Ghulam espera pacientemente en fila junto otras mujeres ansiosas que visten coloridos trajes de la región. Los organizadores del campamento habían reunido a las mujeres embarazadas y aquellas con niños pequeños para que recibieran el alimento fortificada con sabor maní del PMA. Esto se suma a la ración de un mes de harina de trigo enriquecida, 4,5 litros de aceite de cocina y el 4 kg de galletas fortificadas que cada familia recibe aquí.

“Estoy preocupada porque Ali Bux no tiene fuerzas y desde que huimos de las inundaciones ha estado llorando mucho”, dijo Ghulam mientras acariciaba las piernas de su pequeño.

Las mujeres rodean a una trabajadora quien les brinda una breve explicación en sobre cómo consumir los alimentos fortificados en el idioma local sindhi. Se distribuyen también algunas volantes, pero la mayoría de las mujeres aquí simplemente no sabe leer.

Situación sombría

“Es vital que las mujeres comprendan claramente cómo se consumen estos productos pues a menudo se toman una cucharada varias veces al día. Ellas necesitan saber que el producto no se consume de una sola vez, sino de a poco durante varios días”, dijo la monitora de campo del PMA, Humaria Sheikh.

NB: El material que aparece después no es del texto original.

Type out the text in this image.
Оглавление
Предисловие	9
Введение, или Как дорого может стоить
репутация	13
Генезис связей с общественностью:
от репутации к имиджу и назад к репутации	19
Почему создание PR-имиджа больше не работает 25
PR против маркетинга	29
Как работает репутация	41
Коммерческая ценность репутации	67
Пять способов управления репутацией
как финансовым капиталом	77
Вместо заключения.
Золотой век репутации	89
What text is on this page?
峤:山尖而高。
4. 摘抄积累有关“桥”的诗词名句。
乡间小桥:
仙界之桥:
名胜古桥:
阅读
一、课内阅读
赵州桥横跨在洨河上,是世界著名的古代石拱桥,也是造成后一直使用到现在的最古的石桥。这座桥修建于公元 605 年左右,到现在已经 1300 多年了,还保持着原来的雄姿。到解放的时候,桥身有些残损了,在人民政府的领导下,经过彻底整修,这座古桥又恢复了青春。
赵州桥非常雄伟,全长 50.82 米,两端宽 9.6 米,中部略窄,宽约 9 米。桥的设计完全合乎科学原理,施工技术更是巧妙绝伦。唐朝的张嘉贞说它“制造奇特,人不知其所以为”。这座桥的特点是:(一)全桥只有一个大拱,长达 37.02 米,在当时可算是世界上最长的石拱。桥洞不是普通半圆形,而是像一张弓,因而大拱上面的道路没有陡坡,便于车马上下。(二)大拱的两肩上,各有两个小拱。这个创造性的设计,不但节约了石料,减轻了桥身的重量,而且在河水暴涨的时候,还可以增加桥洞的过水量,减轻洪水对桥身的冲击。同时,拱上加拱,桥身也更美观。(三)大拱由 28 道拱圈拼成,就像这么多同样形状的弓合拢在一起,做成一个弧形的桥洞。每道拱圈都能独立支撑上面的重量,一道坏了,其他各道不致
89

Ella indicó que el impacto de las inundaciones en estas personas vulnerables a la inseguridad alimentaria era evidente en muchos de los campamentos que visitaron y que las condiciones de hacinamiento están alimentando la propagación de las enfermedades.

La situación es sombría para los cientos de miles de personas que acampan al aire libre en las carreteras a través de las zonas inundadas.

El riesgo de la desnutrición entre los que han perdido todo en las inundaciones es particularmente preocupante en Sindh. Incluso antes de este desastre, las tasas de retardo en el crecimiento eran de un 44,2% en comparación con el promedio nacional de 36,8%. En las zonas rurales, donde muchos de los desplazados vienen, los cuadros de desnutrición son aún más preocupantes.